ノースロンドンダービーの見所 2:アーセナルはモウリーニョ監督が苦手
近年苦戦を強いられているアーセナルにとって、「最大の敵」と言えるのは、トッテナムの監督を務めるモウリーニョ監督かもしれません。過去にバルセロナ、インテルミラノ、レアルマドリードといった超強豪チームで指揮を執ってきた名将は、事あるごとにアーセナルの前に大きな壁として立ちはだかってきました。
モウリーニョ監督がチェルシー、マンチェスターユナイテッド、トッテナムといったプレミアリーグで指揮を執るようになってからは、アーセナルとの直接対決で敗れたのは数えるほどしかありません。まさに「アーセナルキラー」とも言えるモウリーニョ監督は、トッテナムサポーターにとっては何とも頼りがいのある指揮官でしょう。

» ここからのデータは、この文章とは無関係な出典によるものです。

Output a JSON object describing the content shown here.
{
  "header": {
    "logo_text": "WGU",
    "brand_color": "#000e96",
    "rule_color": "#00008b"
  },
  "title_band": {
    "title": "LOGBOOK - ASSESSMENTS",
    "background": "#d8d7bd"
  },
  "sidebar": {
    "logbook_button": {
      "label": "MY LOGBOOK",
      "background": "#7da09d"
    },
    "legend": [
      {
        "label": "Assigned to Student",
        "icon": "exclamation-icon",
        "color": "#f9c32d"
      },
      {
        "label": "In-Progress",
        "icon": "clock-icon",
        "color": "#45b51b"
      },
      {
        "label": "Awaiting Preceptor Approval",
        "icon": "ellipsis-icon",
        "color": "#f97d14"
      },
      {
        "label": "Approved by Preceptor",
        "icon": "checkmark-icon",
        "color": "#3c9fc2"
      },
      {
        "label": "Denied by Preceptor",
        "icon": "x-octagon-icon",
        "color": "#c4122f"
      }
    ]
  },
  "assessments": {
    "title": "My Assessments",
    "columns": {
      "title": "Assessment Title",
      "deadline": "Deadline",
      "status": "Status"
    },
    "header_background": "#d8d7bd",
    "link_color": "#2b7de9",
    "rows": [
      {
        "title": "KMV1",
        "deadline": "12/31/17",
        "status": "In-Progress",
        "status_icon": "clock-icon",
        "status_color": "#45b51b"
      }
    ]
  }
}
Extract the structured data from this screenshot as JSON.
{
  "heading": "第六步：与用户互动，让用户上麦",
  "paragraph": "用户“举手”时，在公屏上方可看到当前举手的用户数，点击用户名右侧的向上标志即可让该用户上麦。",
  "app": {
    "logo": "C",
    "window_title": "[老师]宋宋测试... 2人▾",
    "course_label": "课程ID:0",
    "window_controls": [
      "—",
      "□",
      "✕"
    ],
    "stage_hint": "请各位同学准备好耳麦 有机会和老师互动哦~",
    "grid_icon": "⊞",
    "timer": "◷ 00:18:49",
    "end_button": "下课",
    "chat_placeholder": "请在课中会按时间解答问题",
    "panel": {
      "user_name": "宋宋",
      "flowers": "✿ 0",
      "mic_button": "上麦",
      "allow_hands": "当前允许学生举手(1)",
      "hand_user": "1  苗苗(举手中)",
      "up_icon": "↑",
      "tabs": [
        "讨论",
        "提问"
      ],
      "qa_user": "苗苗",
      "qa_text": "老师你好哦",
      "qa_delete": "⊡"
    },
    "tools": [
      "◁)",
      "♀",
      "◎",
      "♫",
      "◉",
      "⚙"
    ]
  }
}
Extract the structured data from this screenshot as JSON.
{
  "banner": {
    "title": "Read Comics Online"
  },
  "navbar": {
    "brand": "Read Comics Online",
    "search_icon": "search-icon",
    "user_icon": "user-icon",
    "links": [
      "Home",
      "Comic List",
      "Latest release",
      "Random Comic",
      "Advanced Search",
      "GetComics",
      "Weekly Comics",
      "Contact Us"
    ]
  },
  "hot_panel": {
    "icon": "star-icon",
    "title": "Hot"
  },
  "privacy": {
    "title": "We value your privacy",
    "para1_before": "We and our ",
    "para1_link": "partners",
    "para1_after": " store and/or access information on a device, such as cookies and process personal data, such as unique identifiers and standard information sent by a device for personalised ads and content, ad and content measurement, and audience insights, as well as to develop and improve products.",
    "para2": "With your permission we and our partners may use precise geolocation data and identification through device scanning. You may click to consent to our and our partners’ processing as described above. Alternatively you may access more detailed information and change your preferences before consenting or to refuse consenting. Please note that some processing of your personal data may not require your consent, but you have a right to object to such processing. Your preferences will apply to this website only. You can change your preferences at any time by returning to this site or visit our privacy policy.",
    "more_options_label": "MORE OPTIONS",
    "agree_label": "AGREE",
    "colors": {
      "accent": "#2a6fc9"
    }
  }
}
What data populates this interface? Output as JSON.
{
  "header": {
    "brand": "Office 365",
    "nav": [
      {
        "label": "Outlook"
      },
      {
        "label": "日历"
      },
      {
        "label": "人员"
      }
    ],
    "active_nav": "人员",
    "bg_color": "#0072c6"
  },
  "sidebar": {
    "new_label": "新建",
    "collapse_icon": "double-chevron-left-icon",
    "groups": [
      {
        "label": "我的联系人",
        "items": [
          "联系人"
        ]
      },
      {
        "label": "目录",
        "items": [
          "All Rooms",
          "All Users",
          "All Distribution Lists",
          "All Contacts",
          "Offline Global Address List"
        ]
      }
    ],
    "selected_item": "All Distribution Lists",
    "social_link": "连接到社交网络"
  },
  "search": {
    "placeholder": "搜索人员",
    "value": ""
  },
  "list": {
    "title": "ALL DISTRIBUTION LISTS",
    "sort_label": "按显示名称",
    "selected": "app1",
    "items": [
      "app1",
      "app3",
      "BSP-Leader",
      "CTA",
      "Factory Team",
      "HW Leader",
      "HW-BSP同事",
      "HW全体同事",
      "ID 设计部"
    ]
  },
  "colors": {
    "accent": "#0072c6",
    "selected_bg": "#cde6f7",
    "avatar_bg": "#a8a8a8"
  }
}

ノースロンドンダービーの見所 3:トッテナムのハリー・ケイン&ソンフンミン
ここ数年のトッテナムの躍進を支えるのが、プレミアリーグのみならず「世界最強コンビ」の呼び声高いハリー・ケインとソンフンミン。2020-2021年シーズンには、2人の間でのアシスト&ゴールによって決まったゴール数が14に達し、25年以上も破られることのなかったプレミアリーグ最多記録を更新しました。
特にハリー・ケインはアーセナルとの直接対決に圧倒的な強さを見せ、プレミアリーグの直接対決だけでも11ゴールを記録。近年の負け越しから巻き返しを図りたいアーセナルにとって、今後も「世界最強のコンビ」は大きな脅威として立ちはだかることでしょう。
ノースロンドンダービーは世界屈指のライバルマッチ
世界的屈指の熱さを誇るダービーマッチとしては「インテルミラノvs ACミラン」や「マンチェスターユナイテッドvsマンチェスターシティ」などが挙げられますが、ノースロンドンダービーも決して引けを取りません。アーセナルとトッテナムはプレミアリーグの中でも指折りのライバル関係にあり、互いの敵対心や闘争心は今後も永遠に続いていくことでしょう。
ノースロンドンダービーは、まさに「勝てば天国、巻ければ地獄」の壮絶な一戦。他の試合より何倍にも意味を持つ戦いからは、これからも目が離せません!